Resource-revenue sharing has emerged as the next Big Idea for First Nations. Like most Big Ideas, it seems simple, but in reality is full of legal difficulties and unintended economic consequences.
Perry Bellegarde, National Chief of the Assembly of First Nations (AFN), said immediately upon being elected to that position, “If our lands and resources are to be developed, it will be done only with our fair share of the royalties, with our ownership of the resources and jobs for our people.” By “our” he meant all the natural resources of Canada, everywhere, not just on reserves or First Nation settlement lands.
This view contradicts the treaties signed in Ontario and the Prairie provinces, which provided for the surrender of all titles to land and natural resources. But according to the AFN, the treaties do not mean what they say. The AFN says aboriginal leaders actually surrendered land only “to the depth of a plow,” for the purposes of agriculture, so today’s First Nations still own all subsurface rights to minerals and oil and gas.
The plow’s depth theory has never prevailed in court because it lacks historical foundation. It does not appear in the abundant documentary evidence surrounding the treaties. It first emerged in oral histories collected in the 1970s, a century after the treaties were negotiated. Courts have used oral history when written evidence is lacking or ambiguous, but not to overturn the plain meaning of written agreements supported by other documentation.
First Nations have a legal right to the revenues from resources on reserves. They also, by Supreme Court decision, have a right to be consulted about resource developments affecting claims to aboriginal title or hunting rights guaranteed by treaty, and those consultations have led to lucrative impact and benefit agreements. But First Nations do not have ownership of all natural resources everywhere in Canada. Under the Constitution, the provinces own public lands and natural resources, and the federal government and the AFN cannot impose revenue sharing upon them.
Should the provinces undertake revenue sharing voluntarily within their own jurisdictions? Perhaps, as long as the sharing continues to be realistically tied to the location of resource development. Newfoundland and Labrador, Quebec and British Columbia already have provincial programs to share royalties and other revenues with First Nations located near resource plays. And First Nations in all provinces sign impact and benefit agreements to profit from mines, oil and gas wells, pipelines and forestry projects near where they live. All of these measures create revenue, jobs and other opportunities for First Nations while promoting resource development in the larger economy. It’s win-win, for First Nations and everyone else.

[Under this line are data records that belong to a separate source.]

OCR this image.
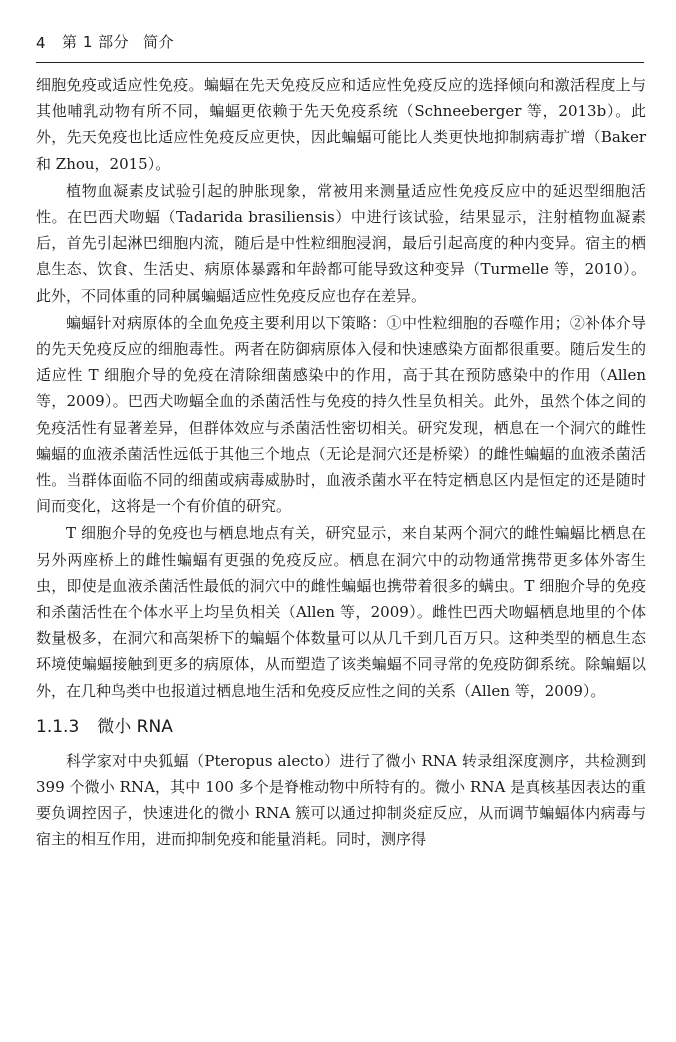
4 第 1 部分 简介

细胞免疫或适应性免疫。蝙蝠在先天免疫反应和适应性免疫反应的选择倾向和激活程度上与其他哺乳动物有所不同，蝙蝠更依赖于先天免疫系统（Schneeberger 等，2013b）。此外，先天免疫也比适应性免疫反应更快，因此蝙蝠可能比人类更快地抑制病毒扩增（Baker 和 Zhou，2015）。

植物血凝素皮试验引起的肿胀现象，常被用来测量适应性免疫反应中的延迟型细胞活性。在巴西犬吻蝠（Tadarida brasiliensis）中进行该试验，结果显示，注射植物血凝素后，首先引起淋巴细胞内流，随后是中性粒细胞浸润，最后引起高度的种内变异。宿主的栖息生态、饮食、生活史、病原体暴露和年龄都可能导致这种变异（Turmelle 等，2010）。此外，不同体重的同种属蝙蝠适应性免疫反应也存在差异。

蝙蝠针对病原体的全血免疫主要利用以下策略：①中性粒细胞的吞噬作用；②补体介导的先天免疫反应的细胞毒性。两者在防御病原体入侵和快速感染方面都很重要。随后发生的适应性 T 细胞介导的免疫在清除细菌感染中的作用，高于其在预防感染中的作用（Allen 等，2009）。巴西犬吻蝠全血的杀菌活性与免疫的持久性呈负相关。此外，虽然个体之间的免疫活性有显著差异，但群体效应与杀菌活性密切相关。研究发现，栖息在一个洞穴的雌性蝙蝠的血液杀菌活性远低于其他三个地点（无论是洞穴还是桥梁）的雌性蝙蝠的血液杀菌活性。当群体面临不同的细菌或病毒威胁时，血液杀菌水平在特定栖息区内是恒定的还是随时间而变化，这将是一个有价值的研究。

T 细胞介导的免疫也与栖息地点有关，研究显示，来自某两个洞穴的雌性蝙蝠比栖息在另外两座桥上的雌性蝙蝠有更强的免疫反应。栖息在洞穴中的动物通常携带更多体外寄生虫，即使是血液杀菌活性最低的洞穴中的雌性蝙蝠也携带着很多的螨虫。T 细胞介导的免疫和杀菌活性在个体水平上均呈负相关（Allen 等，2009）。雌性巴西犬吻蝠栖息地里的个体数量极多，在洞穴和高架桥下的蝙蝠个体数量可以从几千到几百万只。这种类型的栖息生态环境使蝙蝠接触到更多的病原体，从而塑造了该类蝙蝠不同寻常的免疫防御系统。除蝙蝠以外，在几种鸟类中也报道过栖息地生活和免疫反应性之间的关系（Allen 等，2009）。

1.1.3 微小 RNA

科学家对中央狐蝠（Pteropus alecto）进行了微小 RNA 转录组深度测序，共检测到 399 个微小 RNA，其中 100 多个是脊椎动物中所特有的。微小 RNA 是真核基因表达的重要负调控因子，快速进化的微小 RNA 簇可以通过抑制炎症反应，从而调节蝙蝠体内病毒与宿主的相互作用，进而抑制免疫和能量消耗。同时，测序得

What about general revenue sharing, which would set aside a percentage of all provincial resource revenues to be distributed among all First Nations? Such sharing would be undesirable in several ways. It would wastefully transfer money to wealthy First Nations already favoured with resource development or other business opportunities, while creating perverse incentives for less economically advanced First Nations. Now they would get money for doing nothing, rather than for finding partners to advance their own economies. It would be an entitlement to a share of other people’s efforts rather than a reward for their own efforts.
A recent report supporting general revenue sharing was entitled “Sharing the Wealth.” But wealth is not sitting there waiting to be shared; it must be constantly created. If First Nations are to prosper, they need to be part of the process of wealth creation. Specific resource-revenue sharing works in that direction, but general sharing does not. The provinces should stick with specific revenue sharing, which has been shown to generate new wealth while creating business opportunities for First Nations.